A home appraisal is a critical step of the mortgage and refinancing process. Lenders depend on professional home appraisals to determine the fair market value of a home and approve a loan. As a buyer or refinancer, a home appraisal will affect the amount you can borrow. It is important for a seller too because it tells them what their home is worth.
Therefore, understanding the home appraisal process can help homebuyers at every step including buying, maintaining, and selling their home. Here is a guide to help you understand this process.
Why Lenders Need a Home Appraisal?
A home appraisal is performed by a certified or licensed appraiser hired by the lender. An appraiser assesses the home’s condition, square footage, location, and features to determine an accurate value of the property to ensure that homeowners are not over-borrowing, and also protect their investment.
The property serves as collateral for the loan. So, if the actual value of the property is less than the sales price and the borrower defaults on the loan lenders will not be able to recoup the loan amount.
How the Home Appraisal Process Works?
The home appraisal takes place when you apply for a home loan or refinance. The lender selects a qualified appraiser familiar with the area and who has no direct or indirect interest in the deal. The appraiser will check the public records to obtain information on similar homes in the neighborhood that have been recently sold to determine the current market trends. Then he will complete a visual inspection of the exterior and the interior of the home to check the amenities, the number of rooms, floor plan functionality, and major upgrades since the last property transaction. He will also check to make sure that there are no concerns that can adversely affect the market value of the property like safety issues.
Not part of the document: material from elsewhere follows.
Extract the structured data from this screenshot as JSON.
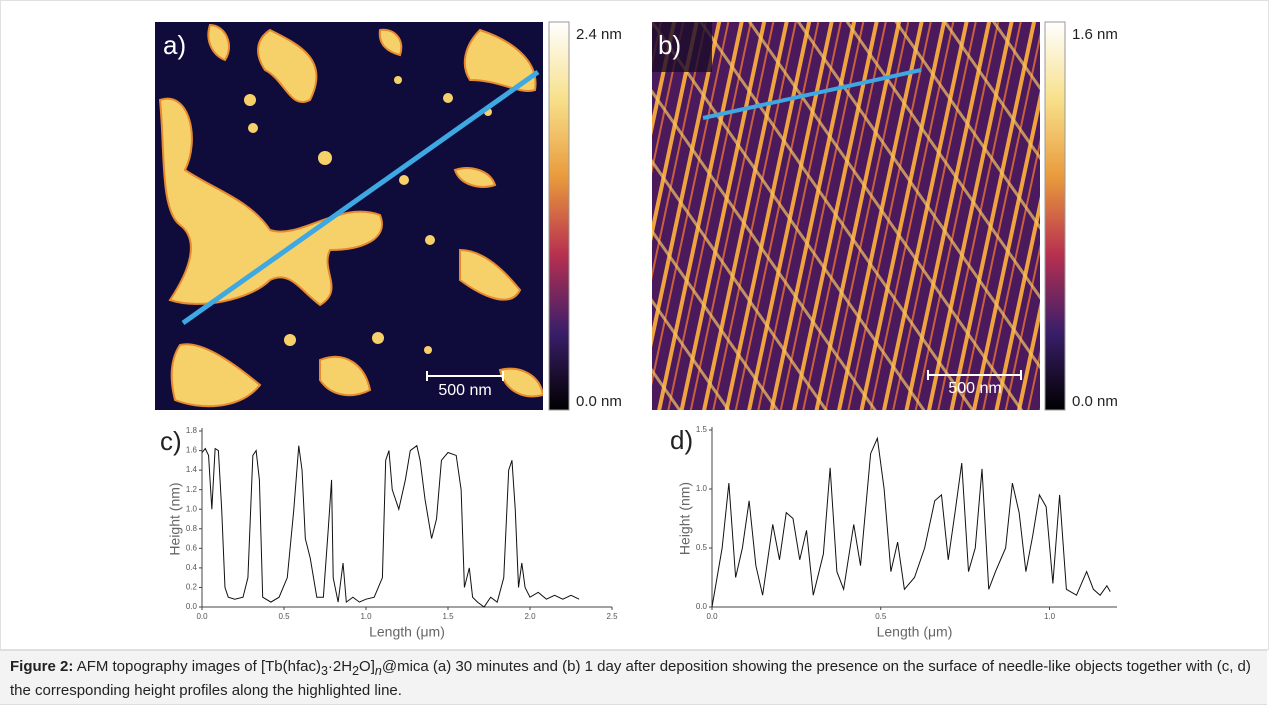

What Will You See In The Final Report Of Value?
Generally, the appraisal report will resemble the Uniform Residential Appraisal report template from Fannie Mae and include:
- Maps, photographs, and sketches of the property that has been appraised.
- Details of the property with a side-by-side comparison of similar properties.
- Characteristics of the property including the size and condition of the house.
- Flagged descriptions about problems like a cracked foundation, wet basements, water penetration through the roof, and windows that need replacement.
- Information of permanent fixings like ceiling fans, lights, and faucets.
- Details of home renovations like bathroom, new flooring, and kitchen updates.
- Other relevant information that determines the property’s market value like market sales records, public land records, and public tax records.
- The contact information including licensing information of the appraiser.
An appraisal helps lenders to determine the loan-to-value ratio of the loan. If the appraiser puts the home equity at less than 20%, then homebuyers and refinancers will have to pay private mortgage insurance(PMI).
Tips on How Home Sellers And Refinancers Can Prepare For A Home Appraisal
If you intend to sell or refinance your home shortly you should be ready for the appraisal process. You have probably done some work to increase the value of your home like updating your kitchen or bathroom. Itemize and document these recent improvements or major changes you have made with the year and cost of each.
Some of the things that you could do to keep your home in top shape are:
- Ensuring that all-important mechanical devices connected with the home are in working order.
- Make sure that there are no more repairs to be done like faulty railings, steps, or water leaks.
- Fix anything that is broken.
- Clean up the roof and if needed replace it with a new one.
- Clean and unclutter your home and yard so that it looks good.
You should highlight any upgrades and positive features of your home to the appraiser.
For more tips check out our blog post “Home Improvement Projects You Should Tackle to Increase The Value Of Your Home”.
Appraisal Tips for Home Buyers
As a buyer, you do not have many options. However, you can prepare yourself before you apply for a mortgage.
- Know what features impact the home value: The appraiser calculates a home value by comparing properties in the neighbourhood that have similar characteristics like the square footage, age, location, utilities, and various upgrades and renovations. The listing agent or your real estate agent can provide you with comparable properties or comps which will help you to know how sellers arrived at an asking price.
- Check the condition of the home to evaluate any damages, wear or tear.
- Talk to your Real Estate Agent: Discuss how to handle a shortfall and how willing you should be to walk away from the deal if it is not right for you.
- Add an Appraisal Contingency when you put up good-will money: Your offer on the home should point this out so that if the appraisal price is low you can withdraw your offer without losing your money.
Though a home appraisal is intended to protect the mortgage lender it can be beneficial to buyers, sellers, and refinancers too. An accurate appraisal can confirm the home’s value and offer information that can guide you through the biggest monetary decision of your life.